For more complicated answers, additional techniques such as implicit differentiation and/or substitution may be required.

#Worked Example

Verify that $y^2 = \frac{1}{x^2 + C}$ is a solution to the differential equation $\frac{dy}{dx} = -xy^3.$

Answer:

Start by differentiating both sides of the proposed solution with respect to $x$ using implicit differentiation: $\begin{array}{rcl} y^2 &=& \left(x^2 + C\right)^{-1} \\ \frac{d}{dx}\left(y^2\right) &=& \frac{d}{dx}\left(\left(x^2 + C\right)^{-1}\right) \\ 2y\frac{dy}{dx} &=& -\left(x^2 + C\right)^{-2} \cdot 2x \\ 2y\frac{dy}{dx} &=& -\frac{2x}{\left(x^2 + C\right)^2} \end{array}$

Rearrange to make $\frac{dy}{dx}$ the subject: $\frac{dy}{dx} = -\frac{x}{y \left(x^2 + C\right)^2}.$

This may not look like $\frac{dy}{dx} = -xy^3$ , but remember that $y^2 = \frac{1}{x^2 + C}$ . Therefore: $\begin{array}{rcl} \frac{dy}{dx} &=& -\frac{x}{y} \cdot \frac{1}{\left(x^2 + C\right)^2} \\ &=& -\frac{x}{y} \cdot \left(\frac{1}{x^2 + C}\right)^2 \\ &=& -\frac{x}{y} \cdot \left(y^2\right)^2 \\ &=& -\frac{x}{y} \cdot y^4 \\ &=& -xy^3. \end{array}$

This confirms that $y^2 = \frac{1}{x^2 + C}$ is a solution to the differential equation $\frac{dy}{dx} = -xy^3.$

#Practice Questions

Practice Question

Question 1: Determine if the following function is a solution to the given differential equation. Function: $y = e^{2x}$ Differential Equation: $\frac{dy}{dx} = 2y$

Solution: Differentiate $y = e^{2x}$ : $\frac{dy}{dx} = 2e^{2x}.$ Since $y = e^{2x},$ we have: $\frac{dy}{dx} = 2y.$ Thus, the function $y = e^{2x}$ is a solution to the differential equation $\frac{dy}{dx} = 2y.$

Practice Question

Question 2: Solve the first order differential equation: $\frac{dy}{dx} = 3y.$

Solution: The general solution is obtained by separating variables: $\frac{1}{y} \frac{dy}{dx} = 3$ $\int \frac{1}{y} dy = \int 3 dx$ $\ln|y| = 3x + C$ $y = e^{3x + C} = Ae^{3x},$ where $A = e^C$ is an arbitrary constant.

Practice Question

Question 3: Verify that $y = \sin(x) + C$ is a solution to the differential equation $\frac{dy}{dx} = \cos(x).$

Solution: Differentiate $y = \sin(x) + C$ : $\frac{dy}{dx} = \cos(x).$ This matches the given differential equation, so $y = \sin(x) + C$ is a solution.

#Glossary

Differential Equation: An equation involving derivatives of a function.
First Order Differential Equation: A differential equation involving only first derivatives.
General Solution: The set of all possible solutions to a differential equation.
Particular Solution: A specific solution that satisfies the differential equation under given conditions.
Initial Condition: A condition that specifies the value of the function (or its derivatives) at a particular point.

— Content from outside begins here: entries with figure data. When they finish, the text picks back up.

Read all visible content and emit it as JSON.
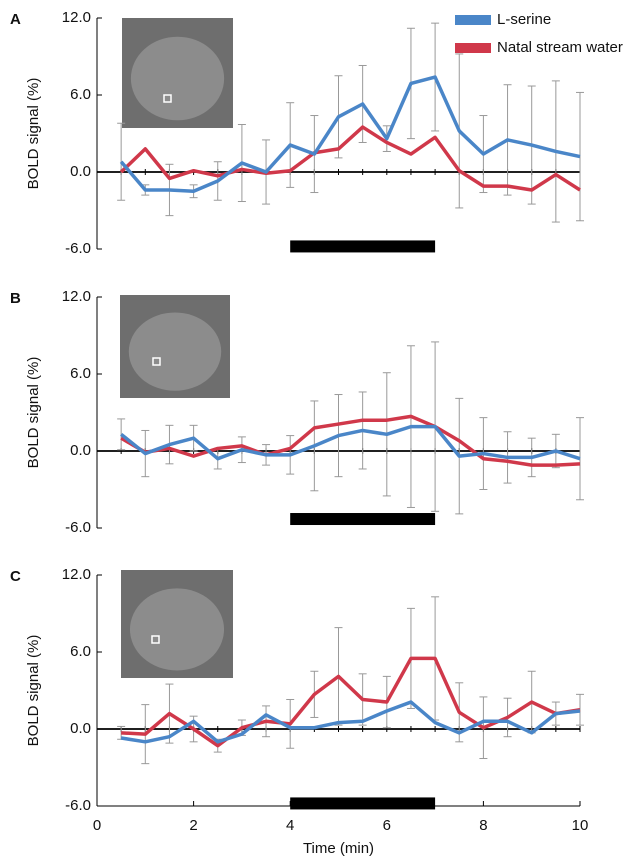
{
  "chart_data": [
    {
      "type": "line",
      "panel_label": "A",
      "ylabel": "BOLD signal (%)",
      "legend": "top right",
      "x": [
        0.5,
        1,
        1.5,
        2,
        2.5,
        3,
        3.5,
        4,
        4.5,
        5,
        5.5,
        6,
        6.5,
        7,
        7.5,
        8,
        8.5,
        9,
        9.5,
        10
      ],
      "series": [
        {
          "name": "L-serine",
          "color": "#4a86c8",
          "values": [
            0.8,
            -1.4,
            -1.4,
            -1.5,
            -0.7,
            0.7,
            0.0,
            2.1,
            1.4,
            4.3,
            5.3,
            2.6,
            6.9,
            7.4,
            3.2,
            1.4,
            2.5,
            2.1,
            1.6,
            1.2
          ],
          "errors": [
            3.0,
            0.4,
            2.0,
            0.5,
            1.5,
            3.0,
            2.5,
            3.3,
            3.0,
            3.2,
            3.0,
            1.0,
            4.3,
            4.2,
            6.0,
            3.0,
            4.3,
            4.6,
            5.5,
            5.0
          ]
        },
        {
          "name": "Natal stream water",
          "color": "#d0384a",
          "values": [
            0.0,
            1.8,
            -0.5,
            0.1,
            -0.3,
            0.2,
            -0.1,
            0.1,
            1.5,
            1.8,
            3.5,
            2.3,
            1.4,
            2.7,
            0.1,
            -1.1,
            -1.1,
            -1.4,
            -0.2,
            -1.4
          ]
        }
      ],
      "stimulus": {
        "x": [
          4,
          7
        ],
        "y": -5.8
      },
      "xlim": [
        0,
        10
      ],
      "ylim": [
        -6,
        12
      ],
      "yticks": [
        {
          "value": -6,
          "label": "-6.0"
        },
        {
          "value": 0,
          "label": "0.0"
        },
        {
          "value": 6,
          "label": "6.0"
        },
        {
          "value": 12,
          "label": "12.0"
        }
      ]
    },
    {
      "type": "line",
      "panel_label": "B",
      "ylabel": "BOLD signal (%)",
      "x": [
        0.5,
        1,
        1.5,
        2,
        2.5,
        3,
        3.5,
        4,
        4.5,
        5,
        5.5,
        6,
        6.5,
        7,
        7.5,
        8,
        8.5,
        9,
        9.5,
        10
      ],
      "series": [
        {
          "color": "#4a86c8",
          "values": [
            1.3,
            -0.2,
            0.5,
            1.0,
            -0.6,
            0.1,
            -0.3,
            -0.3,
            0.4,
            1.2,
            1.6,
            1.3,
            1.9,
            1.9,
            -0.4,
            -0.2,
            -0.5,
            -0.5,
            0.0,
            -0.6
          ],
          "errors": [
            1.2,
            1.8,
            1.5,
            1.0,
            0.8,
            1.0,
            0.8,
            1.5,
            3.5,
            3.2,
            3.0,
            4.8,
            6.3,
            6.6,
            4.5,
            2.8,
            2.0,
            1.5,
            1.3,
            3.2
          ]
        },
        {
          "color": "#d0384a",
          "values": [
            1.0,
            -0.1,
            0.2,
            -0.4,
            0.2,
            0.4,
            -0.3,
            0.2,
            1.8,
            2.1,
            2.4,
            2.4,
            2.7,
            1.9,
            0.8,
            -0.6,
            -0.8,
            -1.1,
            -1.1,
            -1.0
          ]
        }
      ],
      "stimulus": {
        "x": [
          4,
          7
        ],
        "y": -5.3
      },
      "xlim": [
        0,
        10
      ],
      "ylim": [
        -6,
        12
      ],
      "yticks": [
        {
          "value": -6,
          "label": "-6.0"
        },
        {
          "value": 0,
          "label": "0.0"
        },
        {
          "value": 6,
          "label": "6.0"
        },
        {
          "value": 12,
          "label": "12.0"
        }
      ]
    },
    {
      "type": "line",
      "panel_label": "C",
      "ylabel": "BOLD signal (%)",
      "xlabel": "Time (min)",
      "x": [
        0.5,
        1,
        1.5,
        2,
        2.5,
        3,
        3.5,
        4,
        4.5,
        5,
        5.5,
        6,
        6.5,
        7,
        7.5,
        8,
        8.5,
        9,
        9.5,
        10
      ],
      "series": [
        {
          "color": "#4a86c8",
          "values": [
            -0.7,
            -1.0,
            -0.6,
            0.6,
            -1.0,
            -0.4,
            1.1,
            0.1,
            0.1,
            0.5,
            0.6,
            1.4,
            2.1,
            0.5,
            -0.3,
            0.6,
            0.6,
            -0.3,
            1.2,
            1.4
          ]
        },
        {
          "color": "#d0384a",
          "values": [
            -0.3,
            -0.4,
            1.2,
            0.0,
            -1.3,
            0.1,
            0.6,
            0.4,
            2.7,
            4.1,
            2.3,
            2.1,
            5.5,
            5.5,
            1.3,
            0.1,
            0.9,
            2.1,
            1.2,
            1.5
          ],
          "errors": [
            0.5,
            2.3,
            2.3,
            1.0,
            0.5,
            0.6,
            1.2,
            1.9,
            1.8,
            3.8,
            2.0,
            2.0,
            3.9,
            4.8,
            2.3,
            2.4,
            1.5,
            2.4,
            0.9,
            1.2
          ]
        }
      ],
      "stimulus": {
        "x": [
          4,
          7
        ],
        "y": -5.8
      },
      "xlim": [
        0,
        10
      ],
      "ylim": [
        -6,
        12
      ],
      "xticks": [
        0,
        2,
        4,
        6,
        8,
        10
      ],
      "yticks": [
        {
          "value": -6,
          "label": "-6.0"
        },
        {
          "value": 0,
          "label": "0.0"
        },
        {
          "value": 6,
          "label": "6.0"
        },
        {
          "value": 12,
          "label": "12.0"
        }
      ]
    }
  ]
}
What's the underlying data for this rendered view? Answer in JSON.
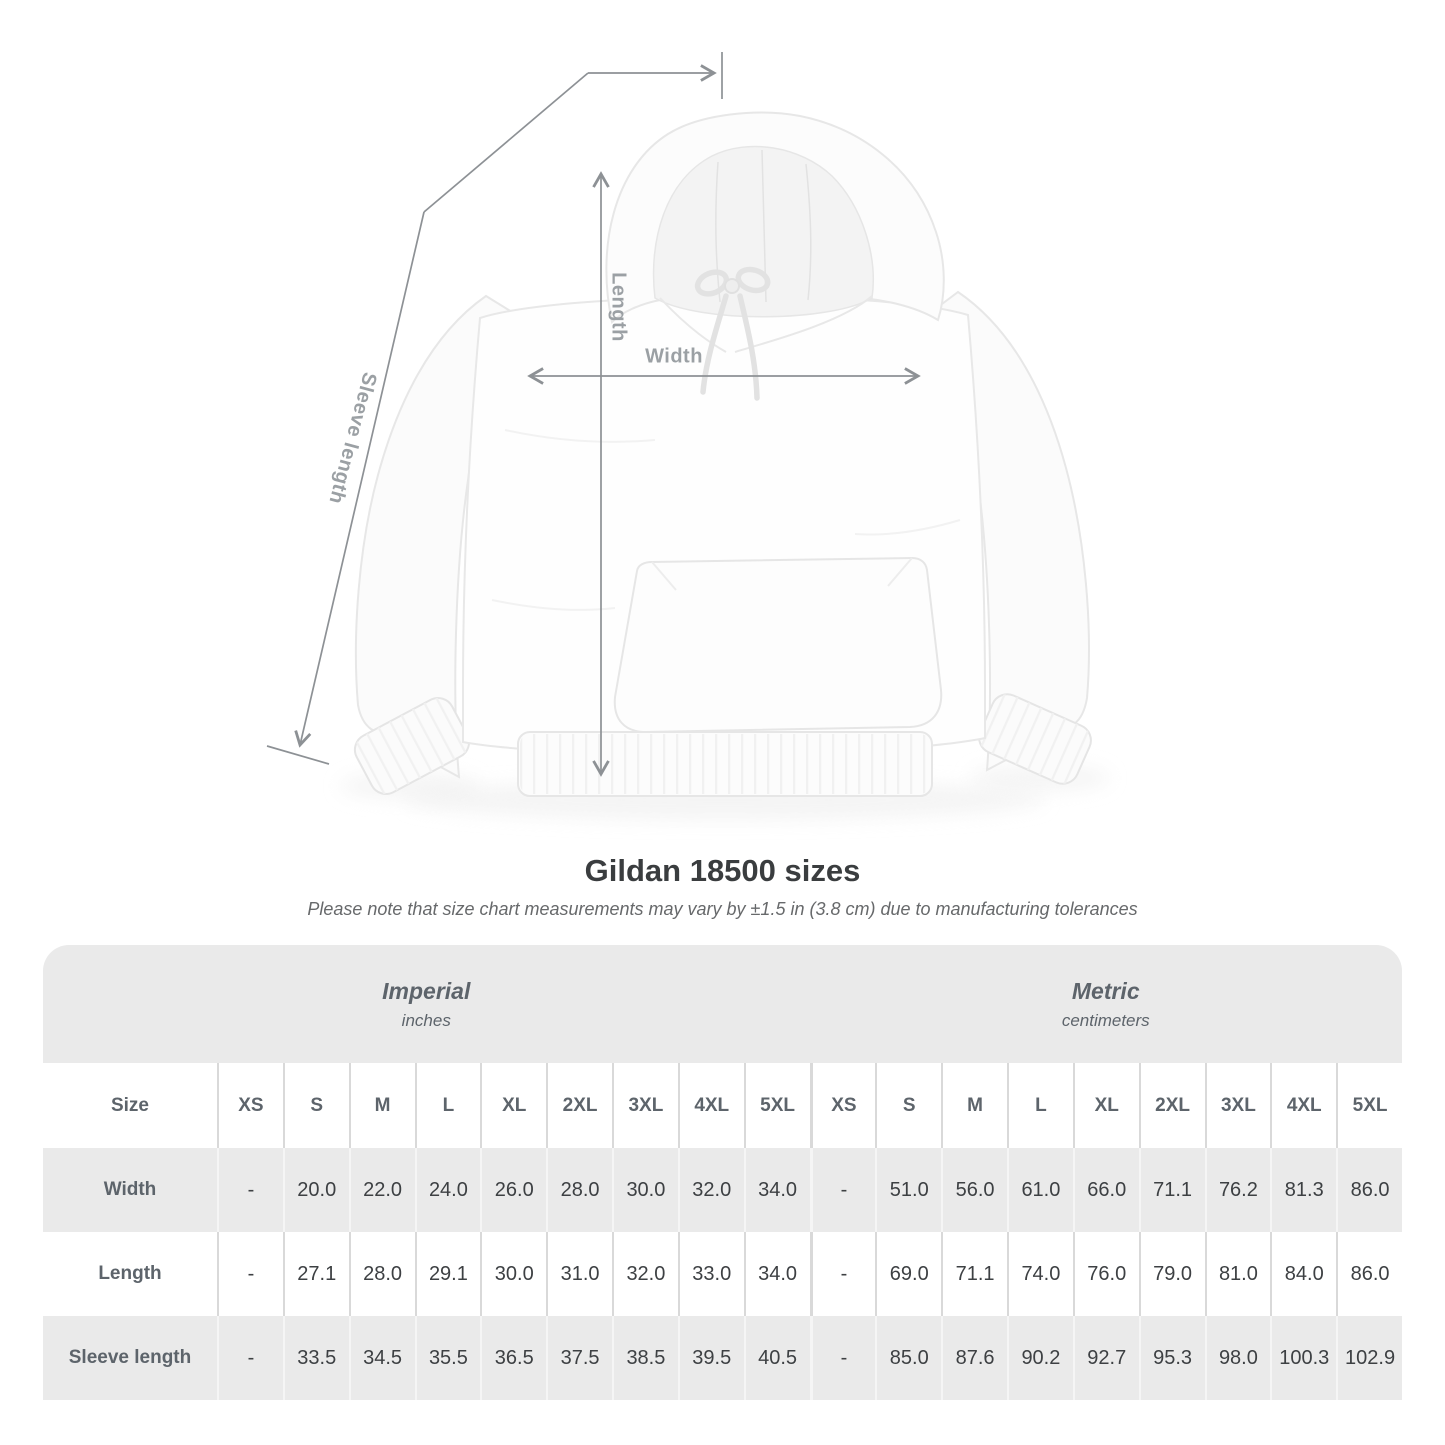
{
  "figure": {
    "width_label": "Width",
    "length_label": "Length",
    "sleeve_label": "Sleeve length"
  },
  "title": "Gildan 18500 sizes",
  "subtitle": "Please note that size chart measurements may vary by ±1.5 in (3.8 cm) due to manufacturing tolerances",
  "colors": {
    "table_band_gray": "#eaeaea",
    "arrow_gray": "#8d9195",
    "dim_label_gray": "#9ba0a4",
    "heading_dark": "#3a3d3f"
  },
  "table": {
    "corner_label": "Size",
    "sections": [
      {
        "label": "Imperial",
        "sublabel": "inches"
      },
      {
        "label": "Metric",
        "sublabel": "centimeters"
      }
    ],
    "size_headers": [
      "XS",
      "S",
      "M",
      "L",
      "XL",
      "2XL",
      "3XL",
      "4XL",
      "5XL"
    ],
    "rows": [
      {
        "label": "Width",
        "imperial": [
          "-",
          "20.0",
          "22.0",
          "24.0",
          "26.0",
          "28.0",
          "30.0",
          "32.0",
          "34.0"
        ],
        "metric": [
          "-",
          "51.0",
          "56.0",
          "61.0",
          "66.0",
          "71.1",
          "76.2",
          "81.3",
          "86.0"
        ]
      },
      {
        "label": "Length",
        "imperial": [
          "-",
          "27.1",
          "28.0",
          "29.1",
          "30.0",
          "31.0",
          "32.0",
          "33.0",
          "34.0"
        ],
        "metric": [
          "-",
          "69.0",
          "71.1",
          "74.0",
          "76.0",
          "79.0",
          "81.0",
          "84.0",
          "86.0"
        ]
      },
      {
        "label": "Sleeve length",
        "imperial": [
          "-",
          "33.5",
          "34.5",
          "35.5",
          "36.5",
          "37.5",
          "38.5",
          "39.5",
          "40.5"
        ],
        "metric": [
          "-",
          "85.0",
          "87.6",
          "90.2",
          "92.7",
          "95.3",
          "98.0",
          "100.3",
          "102.9"
        ]
      }
    ]
  }
}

#Summary and Key Takeaways

Summary:

Differential equations involve derivatives and are used to model real-world problems involving rates of change.
First order differential equations contain only first derivatives.
General solutions represent all possible solutions, while particular solutions satisfy specific initial conditions.
Verifying solutions involves differentiating the proposed solution and checking if it matches the original differential equation.

Key Takeaways:

Understanding the basic concepts of differential equations is crucial for solving real-world problems.
The ability to distinguish between general and particular solutions is important for finding specific solutions.
Verifying solutions through differentiation ensures the accuracy of your work.

Exam Tip

Remember to always check your solutions by differentiating and substituting back into the original differential equation.

Differential equations are a powerful tool in various fields like physics, biology, and engineering.